The myths we share

Here’s something that opened my mind recently and got me to think very differently. In Sapiens, Yuval Noah Harari points to shared myths that help us operate in society.

When we think of “myths” we often — OK, I often — think about the things we learned in school about ancient Greece and Rome. I think about “creation myths,” how all religions have one.

And then I think about things that are obvious myths in our everyday lives — religious stories, for instance. I know this will offend some, but even as someone who ascribes to a faith, I know that the stories that bind our faiths together — Adam and Eve, Sodom and Gomorrah, the Tower of Babel, even the Great Flood, which is present in some form in almost every faith that stretches back millennia, are all myths.

But beyond religions, we actually agree on some myths that help society thrive. Agreed-upon myths are what allow us to function in groups of more than about 150 people. National, state and city boundaries are myths. So are codes of laws. So are sports, fashion, civic organizations, businesses and intellectual property. Real property, too, as long as we’re talking property.

When we talk about “people crossing the border illegally,” what we mean is:

• We have agreed on the myth of an arbitrary line that divides two nations
• We have agreed on the myth of nations as cohesive, separate units
• We have agreed on the myth of proper (“legal”) ways to move across that line
• We have agreed on the myth of instituting some punishment for moving across that line in improper ways

There are, of course, nuances in each of the myths, but they are not natural laws; there is no science to it. Some people got together and agreed on these things, and we continue to agree on them. Even the people who do cross borders illegally have accepted these myths and cross in ways that are different than the agreed-upon “proper” or “legal” way to cross the border.

Money is another interesting myth we agree on. Intrinsically, there’s no value to paper cash. I mean, at least metal has some practical use, so even a penny has value, although it won’t buy you a whole lot of stuff.

But it’s great that we came up with it, right?

I mean, I can do some things, but I don’t think I’m particularly useful on the barter market. Not many people need a guy who can cook a mean rack of ribs very often, and even if they did, what could I do for the people who owned, slaughtered and butchered the pig?

Money bypasses the barter system — it used to be that if you had something I wanted but I didn’t have anything you wanted or couldn’t do anything you wanted, the only ways I could really get the something you had would be to steal it from you or to just kill you and take it. But with this new system, I can hand you money to get the thing I want, and you can go hand someone else money to get the thing you want.

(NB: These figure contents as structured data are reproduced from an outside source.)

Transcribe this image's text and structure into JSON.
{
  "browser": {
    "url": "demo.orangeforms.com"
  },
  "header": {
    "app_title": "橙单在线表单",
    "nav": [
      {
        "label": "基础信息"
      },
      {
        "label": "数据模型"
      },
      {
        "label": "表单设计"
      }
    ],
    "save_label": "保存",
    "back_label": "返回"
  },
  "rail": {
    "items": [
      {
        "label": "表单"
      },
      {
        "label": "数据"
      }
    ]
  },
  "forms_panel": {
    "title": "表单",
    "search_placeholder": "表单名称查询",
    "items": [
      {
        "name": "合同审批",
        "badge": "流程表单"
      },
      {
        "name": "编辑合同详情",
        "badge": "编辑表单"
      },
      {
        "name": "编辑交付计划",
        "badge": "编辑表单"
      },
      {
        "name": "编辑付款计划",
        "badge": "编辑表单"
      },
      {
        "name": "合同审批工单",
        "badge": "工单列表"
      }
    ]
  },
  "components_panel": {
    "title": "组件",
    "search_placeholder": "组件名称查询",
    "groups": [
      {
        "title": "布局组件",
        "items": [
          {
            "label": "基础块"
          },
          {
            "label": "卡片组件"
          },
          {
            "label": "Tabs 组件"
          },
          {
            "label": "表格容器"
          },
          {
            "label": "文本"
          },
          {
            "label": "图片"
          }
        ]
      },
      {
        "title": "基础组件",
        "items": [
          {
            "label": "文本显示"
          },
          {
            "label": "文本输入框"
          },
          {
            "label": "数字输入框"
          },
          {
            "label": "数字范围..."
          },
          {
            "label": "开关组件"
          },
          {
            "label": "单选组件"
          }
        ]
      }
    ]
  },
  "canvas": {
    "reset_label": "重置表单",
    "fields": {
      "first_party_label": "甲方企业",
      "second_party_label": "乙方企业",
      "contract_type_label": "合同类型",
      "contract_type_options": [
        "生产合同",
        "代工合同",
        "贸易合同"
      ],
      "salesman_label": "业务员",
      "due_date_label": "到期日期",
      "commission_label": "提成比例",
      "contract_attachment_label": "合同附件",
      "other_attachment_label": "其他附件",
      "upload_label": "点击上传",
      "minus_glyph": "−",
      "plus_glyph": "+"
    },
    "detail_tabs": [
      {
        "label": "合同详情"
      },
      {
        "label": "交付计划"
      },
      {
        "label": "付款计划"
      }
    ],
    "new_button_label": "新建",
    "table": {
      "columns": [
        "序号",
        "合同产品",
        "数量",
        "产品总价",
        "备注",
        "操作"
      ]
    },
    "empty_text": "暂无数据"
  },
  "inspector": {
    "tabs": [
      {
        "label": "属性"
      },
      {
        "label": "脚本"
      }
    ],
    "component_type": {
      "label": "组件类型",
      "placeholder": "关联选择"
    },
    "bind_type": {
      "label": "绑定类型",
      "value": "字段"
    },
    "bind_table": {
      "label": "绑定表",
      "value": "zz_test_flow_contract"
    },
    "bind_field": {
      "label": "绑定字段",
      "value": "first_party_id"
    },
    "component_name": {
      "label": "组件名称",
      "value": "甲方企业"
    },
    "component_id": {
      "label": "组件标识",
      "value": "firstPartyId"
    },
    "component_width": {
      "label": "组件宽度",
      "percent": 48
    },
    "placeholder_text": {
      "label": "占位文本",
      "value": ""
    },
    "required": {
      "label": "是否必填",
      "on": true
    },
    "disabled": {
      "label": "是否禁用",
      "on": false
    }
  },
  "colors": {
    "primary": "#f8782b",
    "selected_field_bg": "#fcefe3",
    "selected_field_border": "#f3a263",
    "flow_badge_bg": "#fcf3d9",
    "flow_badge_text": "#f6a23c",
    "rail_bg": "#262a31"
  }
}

But it only works because we all believe that money has some value. If I had a painting I really valued and I didn’t think money had as much value as the painting, you’d have a hard time getting the painting from me.

In order for you to commit a crime we call breaking and entering, we have to agree that I own a structure we’d commonly call a house and it sits on land that you are not allowed on without permission, even if I don’t build a barrier. If you step on my lawn uninvited, you are trespassing. If you walk one step in the “wrong” direction, in some states I’m actually allowed to kill you with very little or no warning because you stepped on the wrong patch of grass.

But this is another myth we agree on — there’s even a saying that good fences make great neighbors. We all rely on each other, but a little space, if you please.

Here’s something to think about: What myths do you hold so dear you won’t recognize them as myths? Clothing labels? National symbols? Hairstyles?

You may need to look past some of this stuff in order to see people as people.